The writers are members of the rock band The Killers.
To the editor:
I appreciate your running Alexander Cockburn's op-ed piece about the National Defense Authorization Act in Sunday's newspaper. This act is an outrageous violation of our freedoms and I look forward to future detailed reporting on exactly how the provisions that would allow American citizens to be detained without legal counsel and without being charged and to be moved to detention facilities in other countries were inserted into the bill and by whom.
I'd also like to understand why this has not gotten much attention from the mainstream media.
It's scary that our leaders can't come to agreement on compromises to get our economy and our fiscal house in order, but can agree on a bill that tramples our constitutional rights.
To the editor:
I agree with Jane Ann Morrison's description of two of the mob wives as "delusional," and Al Capone's grand-niece Deidre Capone's presentation as "defensive," especially her contention that Al Capone was a "businessman" who was "set up to fall because he was Italian," and that he was resented because he and his brother Ralph were "the first Italian-American millionaires" ("Women married to mobsters make up interesting excuses," Jan. 5 column).
For a plausible explanation of his activities, it's too bad that we didn't hear anything about the historical origins of the Mafia, of which Ms. Capone may not be aware. Camorra and "Black Hand" were transplanted directly onto American soil from Sicily under the leadership of Capone, Luciano and other immigrant hoodlums. The Mafia originated after 1700, at which time most of the important noble families controlled "urban" fiefs, a retained form of feudalism.
Moreover, the church's secretive reign of terror, the Inquisition was still in operation in Sicily until as late as 1782. Perhaps most importantly, if looking for causes, Sicily's social culture continues to feed and enable the Mafia to exist. Political favors, extortion and perjury continue to be standard operating procedure to this day. Reccomandazani (preferments) are the norm for anyone seeking public (and in many cases private) office in Sicily.

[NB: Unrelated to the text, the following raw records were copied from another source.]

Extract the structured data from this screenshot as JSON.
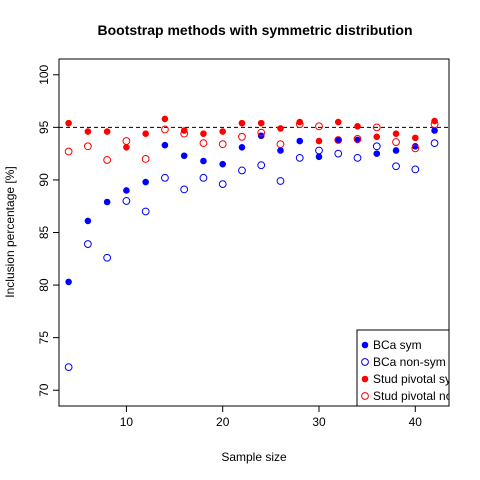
{
  "chart_data": {
    "type": "scatter",
    "title": "Bootstrap methods with symmetric distribution",
    "xlabel": "Sample size",
    "ylabel": "Inclusion percentage [%]",
    "xlim": [
      3,
      43.5
    ],
    "ylim": [
      68.5,
      101.5
    ],
    "xticks": [
      10,
      20,
      30,
      40
    ],
    "yticks": [
      70,
      75,
      80,
      85,
      90,
      95,
      100
    ],
    "reference_line": {
      "y": 95,
      "style": "dashed",
      "color": "#000000"
    },
    "grid": false,
    "legend_position": "bottom-right",
    "series": [
      {
        "name": "BCa sym",
        "color": "#0000ff",
        "marker": "filled",
        "x": [
          4,
          6,
          8,
          10,
          12,
          14,
          16,
          18,
          20,
          22,
          24,
          26,
          28,
          30,
          32,
          34,
          36,
          38,
          40,
          42
        ],
        "y": [
          80.3,
          86.1,
          87.9,
          89.0,
          89.8,
          93.3,
          92.3,
          91.8,
          91.5,
          93.1,
          94.2,
          92.8,
          93.7,
          92.2,
          93.8,
          93.8,
          92.5,
          92.8,
          93.2,
          94.7
        ]
      },
      {
        "name": "BCa non-sym",
        "color": "#0000ff",
        "marker": "open",
        "x": [
          4,
          6,
          8,
          10,
          12,
          14,
          16,
          18,
          20,
          22,
          24,
          26,
          28,
          30,
          32,
          34,
          36,
          38,
          40,
          42
        ],
        "y": [
          72.2,
          83.9,
          82.6,
          88.0,
          87.0,
          90.2,
          89.1,
          90.2,
          89.6,
          90.9,
          91.4,
          89.9,
          92.1,
          92.8,
          92.5,
          92.1,
          93.2,
          91.3,
          91.0,
          93.5
        ]
      },
      {
        "name": "Stud pivotal sym",
        "color": "#ff0000",
        "marker": "filled",
        "x": [
          4,
          6,
          8,
          10,
          12,
          14,
          16,
          18,
          20,
          22,
          24,
          26,
          28,
          30,
          32,
          34,
          36,
          38,
          40,
          42
        ],
        "y": [
          95.4,
          94.6,
          94.6,
          93.1,
          94.4,
          95.8,
          94.7,
          94.4,
          94.6,
          95.4,
          95.4,
          94.9,
          95.5,
          93.7,
          95.5,
          95.1,
          94.1,
          94.4,
          94.0,
          95.6
        ]
      },
      {
        "name": "Stud pivotal non-sym",
        "color": "#ff0000",
        "marker": "open",
        "x": [
          4,
          6,
          8,
          10,
          12,
          14,
          16,
          18,
          20,
          22,
          24,
          26,
          28,
          30,
          32,
          34,
          36,
          38,
          40,
          42
        ],
        "y": [
          92.7,
          93.2,
          91.9,
          93.7,
          92.0,
          94.8,
          94.4,
          93.5,
          93.4,
          94.1,
          94.5,
          93.4,
          95.3,
          95.1,
          93.8,
          93.9,
          95.0,
          93.6,
          93.0,
          95.3
        ]
      }
    ]
  }
}
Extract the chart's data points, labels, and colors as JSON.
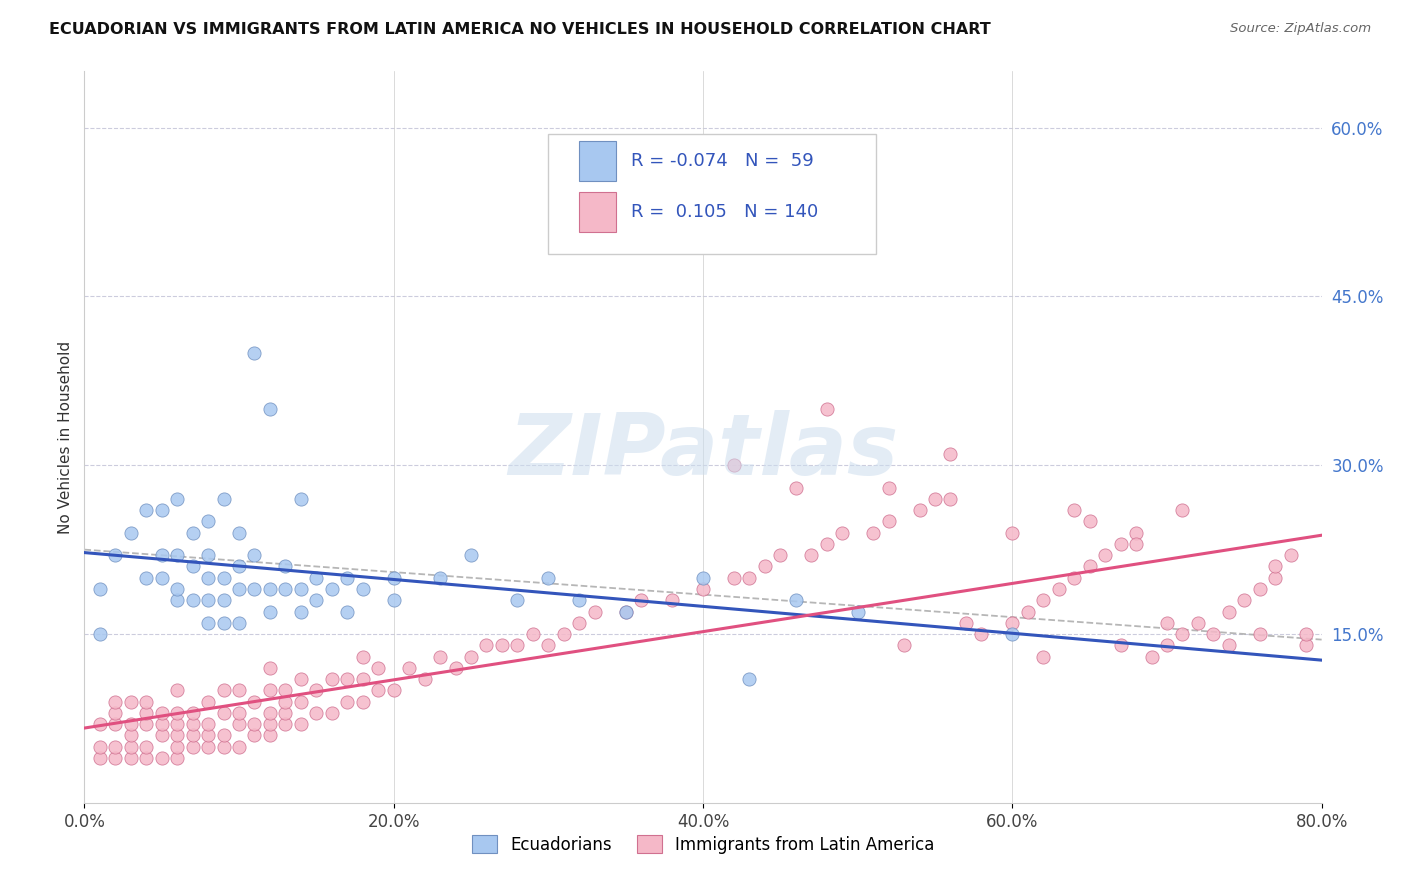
{
  "title": "ECUADORIAN VS IMMIGRANTS FROM LATIN AMERICA NO VEHICLES IN HOUSEHOLD CORRELATION CHART",
  "source_text": "Source: ZipAtlas.com",
  "ylabel": "No Vehicles in Household",
  "xlim": [
    0.0,
    0.8
  ],
  "ylim": [
    0.0,
    0.65
  ],
  "xtick_labels": [
    "0.0%",
    "20.0%",
    "40.0%",
    "60.0%",
    "80.0%"
  ],
  "xtick_values": [
    0.0,
    0.2,
    0.4,
    0.6,
    0.8
  ],
  "ytick_labels_right": [
    "60.0%",
    "45.0%",
    "30.0%",
    "15.0%"
  ],
  "ytick_values_right": [
    0.6,
    0.45,
    0.3,
    0.15
  ],
  "legend_label1": "Ecuadorians",
  "legend_label2": "Immigrants from Latin America",
  "r1": -0.074,
  "n1": 59,
  "r2": 0.105,
  "n2": 140,
  "color_blue": "#A8C8F0",
  "color_blue_edge": "#7090C0",
  "color_pink": "#F5B8C8",
  "color_pink_edge": "#D07090",
  "color_blue_line": "#3355BB",
  "color_pink_line": "#E05080",
  "watermark": "ZIPatlas",
  "blue_x": [
    0.01,
    0.01,
    0.02,
    0.03,
    0.04,
    0.04,
    0.05,
    0.05,
    0.05,
    0.06,
    0.06,
    0.06,
    0.06,
    0.07,
    0.07,
    0.07,
    0.08,
    0.08,
    0.08,
    0.08,
    0.08,
    0.09,
    0.09,
    0.09,
    0.09,
    0.1,
    0.1,
    0.1,
    0.1,
    0.11,
    0.11,
    0.11,
    0.12,
    0.12,
    0.12,
    0.13,
    0.13,
    0.14,
    0.14,
    0.14,
    0.15,
    0.15,
    0.16,
    0.17,
    0.17,
    0.18,
    0.2,
    0.2,
    0.23,
    0.25,
    0.28,
    0.3,
    0.32,
    0.35,
    0.4,
    0.43,
    0.46,
    0.5,
    0.6
  ],
  "blue_y": [
    0.15,
    0.19,
    0.22,
    0.24,
    0.2,
    0.26,
    0.2,
    0.22,
    0.26,
    0.18,
    0.19,
    0.22,
    0.27,
    0.18,
    0.21,
    0.24,
    0.16,
    0.18,
    0.2,
    0.22,
    0.25,
    0.16,
    0.18,
    0.2,
    0.27,
    0.16,
    0.19,
    0.21,
    0.24,
    0.19,
    0.22,
    0.4,
    0.17,
    0.19,
    0.35,
    0.19,
    0.21,
    0.17,
    0.19,
    0.27,
    0.18,
    0.2,
    0.19,
    0.17,
    0.2,
    0.19,
    0.18,
    0.2,
    0.2,
    0.22,
    0.18,
    0.2,
    0.18,
    0.17,
    0.2,
    0.11,
    0.18,
    0.17,
    0.15
  ],
  "pink_x": [
    0.01,
    0.01,
    0.01,
    0.02,
    0.02,
    0.02,
    0.02,
    0.02,
    0.03,
    0.03,
    0.03,
    0.03,
    0.03,
    0.04,
    0.04,
    0.04,
    0.04,
    0.04,
    0.05,
    0.05,
    0.05,
    0.05,
    0.06,
    0.06,
    0.06,
    0.06,
    0.06,
    0.06,
    0.07,
    0.07,
    0.07,
    0.07,
    0.08,
    0.08,
    0.08,
    0.08,
    0.09,
    0.09,
    0.09,
    0.09,
    0.1,
    0.1,
    0.1,
    0.1,
    0.11,
    0.11,
    0.11,
    0.12,
    0.12,
    0.12,
    0.12,
    0.12,
    0.13,
    0.13,
    0.13,
    0.13,
    0.14,
    0.14,
    0.14,
    0.15,
    0.15,
    0.16,
    0.16,
    0.17,
    0.17,
    0.18,
    0.18,
    0.18,
    0.19,
    0.19,
    0.2,
    0.21,
    0.22,
    0.23,
    0.24,
    0.25,
    0.26,
    0.27,
    0.28,
    0.29,
    0.3,
    0.31,
    0.32,
    0.33,
    0.35,
    0.36,
    0.38,
    0.4,
    0.42,
    0.43,
    0.44,
    0.45,
    0.47,
    0.48,
    0.49,
    0.51,
    0.52,
    0.54,
    0.55,
    0.56,
    0.58,
    0.6,
    0.61,
    0.62,
    0.63,
    0.64,
    0.65,
    0.66,
    0.67,
    0.68,
    0.69,
    0.7,
    0.71,
    0.72,
    0.74,
    0.75,
    0.76,
    0.77,
    0.77,
    0.78,
    0.79,
    0.79,
    0.48,
    0.52,
    0.56,
    0.6,
    0.64,
    0.42,
    0.46,
    0.7,
    0.65,
    0.68,
    0.71,
    0.74,
    0.76,
    0.53,
    0.57,
    0.62,
    0.67,
    0.73
  ],
  "pink_y": [
    0.04,
    0.05,
    0.07,
    0.04,
    0.05,
    0.07,
    0.08,
    0.09,
    0.04,
    0.05,
    0.06,
    0.07,
    0.09,
    0.04,
    0.05,
    0.07,
    0.08,
    0.09,
    0.04,
    0.06,
    0.07,
    0.08,
    0.04,
    0.05,
    0.06,
    0.07,
    0.08,
    0.1,
    0.05,
    0.06,
    0.07,
    0.08,
    0.05,
    0.06,
    0.07,
    0.09,
    0.05,
    0.06,
    0.08,
    0.1,
    0.05,
    0.07,
    0.08,
    0.1,
    0.06,
    0.07,
    0.09,
    0.06,
    0.07,
    0.08,
    0.1,
    0.12,
    0.07,
    0.08,
    0.09,
    0.1,
    0.07,
    0.09,
    0.11,
    0.08,
    0.1,
    0.08,
    0.11,
    0.09,
    0.11,
    0.09,
    0.11,
    0.13,
    0.1,
    0.12,
    0.1,
    0.12,
    0.11,
    0.13,
    0.12,
    0.13,
    0.14,
    0.14,
    0.14,
    0.15,
    0.14,
    0.15,
    0.16,
    0.17,
    0.17,
    0.18,
    0.18,
    0.19,
    0.2,
    0.2,
    0.21,
    0.22,
    0.22,
    0.23,
    0.24,
    0.24,
    0.25,
    0.26,
    0.27,
    0.27,
    0.15,
    0.16,
    0.17,
    0.18,
    0.19,
    0.2,
    0.21,
    0.22,
    0.23,
    0.24,
    0.13,
    0.14,
    0.15,
    0.16,
    0.17,
    0.18,
    0.19,
    0.2,
    0.21,
    0.22,
    0.14,
    0.15,
    0.35,
    0.28,
    0.31,
    0.24,
    0.26,
    0.3,
    0.28,
    0.16,
    0.25,
    0.23,
    0.26,
    0.14,
    0.15,
    0.14,
    0.16,
    0.13,
    0.14,
    0.15
  ]
}
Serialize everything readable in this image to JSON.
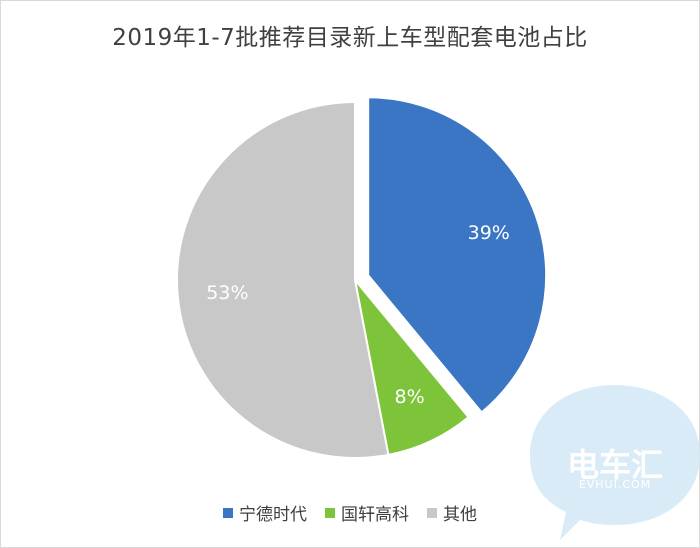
{
  "title": "2019年1-7批推荐目录新上车型配套电池占比",
  "chart_data": {
    "type": "pie",
    "title": "2019年1-7批推荐目录新上车型配套电池占比",
    "categories": [
      "宁德时代",
      "国轩高科",
      "其他"
    ],
    "values": [
      39,
      8,
      53
    ],
    "labels": [
      "39%",
      "8%",
      "53%"
    ],
    "colors": [
      "#3a76c4",
      "#7dc43b",
      "#c8c8c8"
    ],
    "exploded": "宁德时代",
    "legend_position": "bottom"
  },
  "watermark": {
    "logo": "电车汇",
    "domain": "EVHUI.COM",
    "icon": "speech-bubble-logo"
  }
}
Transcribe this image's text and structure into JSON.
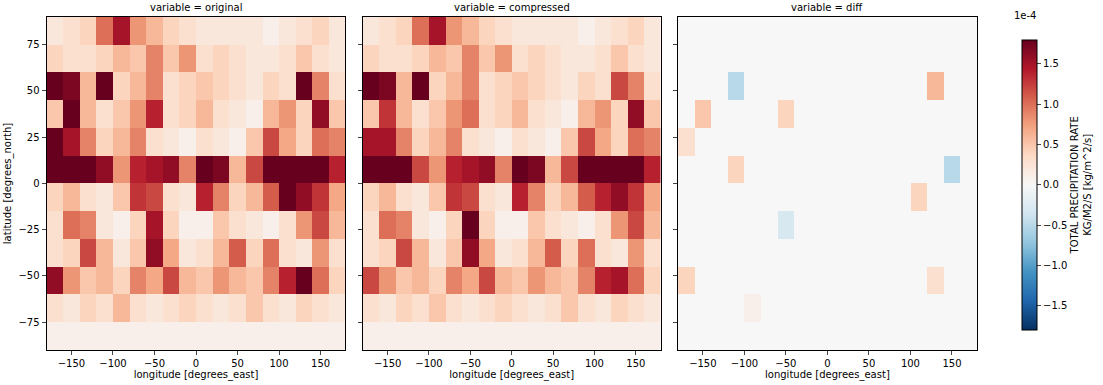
{
  "chart_data": {
    "type": "heatmap",
    "x": [
      -170,
      -150,
      -130,
      -110,
      -90,
      -70,
      -50,
      -30,
      -10,
      10,
      30,
      50,
      70,
      90,
      110,
      130,
      150,
      170
    ],
    "y": [
      -82.5,
      -67.5,
      -52.5,
      -37.5,
      -22.5,
      -7.5,
      7.5,
      22.5,
      37.5,
      52.5,
      67.5,
      82.5
    ],
    "xlabel": "longitude [degrees_east]",
    "ylabel": "latitude [degrees_north]",
    "xlim": [
      -180,
      180
    ],
    "xticks": [
      {
        "value": -150,
        "label": "−150"
      },
      {
        "value": -100,
        "label": "−100"
      },
      {
        "value": -50,
        "label": "−50"
      },
      0,
      50,
      100,
      150
    ],
    "ylim": [
      -90,
      90
    ],
    "yticks": [
      {
        "value": -75,
        "label": "−75"
      },
      {
        "value": -50,
        "label": "−50"
      },
      {
        "value": -25,
        "label": "−25"
      },
      0,
      25,
      50,
      75
    ],
    "grid": false,
    "colorbar": {
      "title": [
        "TOTAL PRECIPITATION RATE",
        "KG/M2/S [kg/m^2/s]"
      ],
      "scale_label": "1e-4",
      "range": [
        -1.8,
        1.8
      ],
      "ticks": [
        1.5,
        {
          "value": 1,
          "label": "1.0"
        },
        0.5,
        {
          "value": 0,
          "label": "0.0"
        },
        {
          "value": -0.5,
          "label": "−0.5"
        },
        {
          "value": -1,
          "label": "−1.0"
        },
        {
          "value": -1.5,
          "label": "−1.5"
        }
      ]
    },
    "panels": [
      {
        "title": "variable = original",
        "z": [
          [
            0.1,
            0.1,
            0.1,
            0.1,
            0.1,
            0.1,
            0.1,
            0.1,
            0.1,
            0.1,
            0.1,
            0.1,
            0.1,
            0.1,
            0.1,
            0.1,
            0.1,
            0.1
          ],
          [
            0.3,
            0.2,
            0.4,
            0.3,
            0.6,
            0.3,
            0.2,
            0.3,
            0.4,
            0.3,
            0.2,
            0.3,
            0.5,
            0.3,
            0.2,
            0.4,
            0.3,
            0.2
          ],
          [
            1.6,
            0.8,
            0.5,
            0.6,
            0.4,
            0.9,
            0.7,
            1.2,
            0.6,
            0.5,
            0.8,
            0.6,
            0.5,
            0.9,
            1.4,
            1.8,
            1.0,
            0.4
          ],
          [
            0.3,
            0.4,
            1.2,
            0.6,
            0.2,
            0.5,
            1.6,
            0.7,
            0.2,
            0.3,
            0.6,
            1.1,
            0.4,
            1.0,
            0.3,
            0.2,
            0.8,
            0.3
          ],
          [
            0.3,
            1.0,
            0.9,
            0.2,
            0.1,
            0.4,
            1.5,
            0.4,
            0.1,
            0.1,
            0.5,
            0.3,
            0.2,
            0.1,
            0.3,
            0.8,
            1.2,
            0.6
          ],
          [
            0.4,
            0.6,
            0.3,
            0.2,
            0.5,
            1.3,
            1.2,
            0.3,
            0.2,
            1.4,
            0.9,
            0.4,
            0.6,
            1.1,
            1.8,
            1.6,
            1.3,
            0.7
          ],
          [
            2.0,
            2.2,
            1.9,
            1.6,
            0.8,
            1.4,
            1.5,
            1.6,
            0.9,
            1.8,
            1.7,
            0.6,
            1.2,
            2.0,
            1.9,
            2.1,
            1.8,
            1.4
          ],
          [
            1.8,
            1.5,
            0.9,
            0.4,
            0.6,
            0.9,
            0.3,
            0.2,
            0.1,
            0.3,
            0.2,
            0.1,
            0.5,
            1.2,
            0.7,
            0.4,
            1.0,
            0.9
          ],
          [
            0.5,
            1.8,
            0.6,
            0.3,
            0.5,
            0.8,
            1.4,
            0.3,
            0.4,
            0.6,
            0.3,
            0.2,
            0.1,
            0.6,
            0.8,
            0.4,
            1.6,
            0.5
          ],
          [
            2.0,
            1.7,
            0.6,
            1.9,
            0.4,
            0.6,
            0.9,
            0.3,
            0.4,
            0.5,
            0.4,
            0.3,
            0.2,
            0.4,
            0.3,
            1.8,
            0.9,
            0.3
          ],
          [
            0.4,
            0.3,
            0.3,
            0.4,
            0.6,
            0.5,
            0.9,
            0.5,
            0.8,
            0.3,
            0.4,
            0.3,
            0.2,
            0.2,
            0.3,
            0.5,
            0.3,
            0.2
          ],
          [
            0.2,
            0.3,
            0.4,
            1.0,
            1.5,
            0.8,
            0.6,
            0.4,
            0.3,
            0.2,
            0.2,
            0.2,
            0.2,
            0.1,
            0.2,
            0.3,
            0.4,
            0.2
          ]
        ]
      },
      {
        "title": "variable = compressed",
        "z": [
          [
            0.1,
            0.1,
            0.1,
            0.1,
            0.1,
            0.1,
            0.1,
            0.1,
            0.1,
            0.1,
            0.1,
            0.1,
            0.1,
            0.1,
            0.1,
            0.1,
            0.1,
            0.1
          ],
          [
            0.3,
            0.2,
            0.4,
            0.3,
            0.5,
            0.3,
            0.2,
            0.3,
            0.4,
            0.3,
            0.2,
            0.3,
            0.5,
            0.3,
            0.2,
            0.4,
            0.3,
            0.2
          ],
          [
            1.2,
            0.8,
            0.5,
            0.6,
            0.4,
            0.9,
            0.7,
            1.2,
            0.6,
            0.5,
            0.8,
            0.6,
            0.5,
            0.9,
            1.4,
            1.5,
            1.0,
            0.4
          ],
          [
            0.3,
            0.4,
            1.2,
            0.6,
            0.2,
            0.5,
            1.6,
            0.7,
            0.2,
            0.3,
            0.6,
            1.1,
            0.4,
            1.0,
            0.3,
            0.2,
            0.8,
            0.3
          ],
          [
            0.3,
            1.0,
            0.9,
            0.2,
            0.1,
            0.4,
            1.8,
            0.4,
            0.1,
            0.1,
            0.5,
            0.3,
            0.2,
            0.1,
            0.3,
            0.8,
            1.2,
            0.6
          ],
          [
            0.4,
            0.6,
            0.3,
            0.2,
            0.5,
            1.3,
            1.2,
            0.3,
            0.2,
            1.4,
            0.9,
            0.4,
            0.6,
            1.1,
            1.4,
            1.6,
            1.3,
            0.7
          ],
          [
            2.0,
            2.2,
            1.9,
            1.2,
            0.8,
            1.4,
            1.5,
            1.6,
            0.9,
            1.8,
            1.7,
            0.6,
            1.2,
            2.0,
            1.9,
            2.1,
            2.3,
            1.4
          ],
          [
            1.5,
            1.5,
            0.9,
            0.4,
            0.6,
            0.9,
            0.3,
            0.2,
            0.1,
            0.3,
            0.2,
            0.1,
            0.5,
            1.2,
            0.7,
            0.4,
            1.0,
            0.9
          ],
          [
            0.5,
            1.3,
            0.6,
            0.3,
            0.5,
            0.8,
            1.0,
            0.3,
            0.4,
            0.6,
            0.3,
            0.2,
            0.1,
            0.6,
            0.8,
            0.4,
            1.6,
            0.5
          ],
          [
            2.0,
            1.7,
            0.6,
            2.4,
            0.4,
            0.6,
            0.9,
            0.3,
            0.4,
            0.5,
            0.4,
            0.3,
            0.2,
            0.4,
            0.3,
            1.2,
            0.9,
            0.3
          ],
          [
            0.4,
            0.3,
            0.3,
            0.4,
            0.6,
            0.5,
            0.9,
            0.5,
            0.8,
            0.3,
            0.4,
            0.3,
            0.2,
            0.2,
            0.3,
            0.5,
            0.3,
            0.2
          ],
          [
            0.2,
            0.3,
            0.4,
            1.0,
            1.5,
            0.8,
            0.6,
            0.4,
            0.3,
            0.2,
            0.2,
            0.2,
            0.2,
            0.1,
            0.2,
            0.3,
            0.4,
            0.2
          ]
        ]
      },
      {
        "title": "variable = diff",
        "z": [
          [
            0,
            0,
            0,
            0,
            0,
            0,
            0,
            0,
            0,
            0,
            0,
            0,
            0,
            0,
            0,
            0,
            0,
            0
          ],
          [
            0,
            0,
            0,
            0,
            0.1,
            0,
            0,
            0,
            0,
            0,
            0,
            0,
            0,
            0,
            0,
            0,
            0,
            0
          ],
          [
            0.4,
            0,
            0,
            0,
            0,
            0,
            0,
            0,
            0,
            0,
            0,
            0,
            0,
            0,
            0,
            0.3,
            0,
            0
          ],
          [
            0,
            0,
            0,
            0,
            0,
            0,
            0,
            0,
            0,
            0,
            0,
            0,
            0,
            0,
            0,
            0,
            0,
            0
          ],
          [
            0,
            0,
            0,
            0,
            0,
            0,
            -0.3,
            0,
            0,
            0,
            0,
            0,
            0,
            0,
            0,
            0,
            0,
            0
          ],
          [
            0,
            0,
            0,
            0,
            0,
            0,
            0,
            0,
            0,
            0,
            0,
            0,
            0,
            0,
            0.4,
            0,
            0,
            0
          ],
          [
            0,
            0,
            0,
            0.4,
            0,
            0,
            0,
            0,
            0,
            0,
            0,
            0,
            0,
            0,
            0,
            0,
            -0.5,
            0
          ],
          [
            0.3,
            0,
            0,
            0,
            0,
            0,
            0,
            0,
            0,
            0,
            0,
            0,
            0,
            0,
            0,
            0,
            0,
            0
          ],
          [
            0,
            0.5,
            0,
            0,
            0,
            0,
            0.4,
            0,
            0,
            0,
            0,
            0,
            0,
            0,
            0,
            0,
            0,
            0
          ],
          [
            0,
            0,
            0,
            -0.5,
            0,
            0,
            0,
            0,
            0,
            0,
            0,
            0,
            0,
            0,
            0,
            0.6,
            0,
            0
          ],
          [
            0,
            0,
            0,
            0,
            0,
            0,
            0,
            0,
            0,
            0,
            0,
            0,
            0,
            0,
            0,
            0,
            0,
            0
          ],
          [
            0,
            0,
            0,
            0,
            0,
            0,
            0,
            0,
            0,
            0,
            0,
            0,
            0,
            0,
            0,
            0,
            0,
            0
          ]
        ]
      }
    ]
  }
}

While I understand Ms. Capone's fervent wish to reinvent her great-uncle as American as apple pie, it's important to look at the historical past to understand his violent behavior in the early 20th century. While many of us love hearing tales about outlaws who get away with breaking the rules, doing what the average citizen would not consider doing, we should be careful not to blindly romanticize them.
To the editor:
"Homeless" gentleman Ron Bell, accompanied by his cat, Mr. Poop, let the cat out of the bag (no pun intended) when he revealed in Sunday's Review-Journal that he can collect up to $180 per day panhandling by simply sitting on a pedestrian bridge on the Strip looking forlorn.
One hundred and eighty dollars tax free for doing nothing other than sitting in one spot -- as opposed to standing, which might be regarded as confrontational -- dressed shabbily, accompanied by an equally pathetic animal.
I predict that Mr. Bell will soon have plenty of company. Like-minded folks will be looking for easy cash when news of his good fortune gets around. Those bridges are pretty crowded already.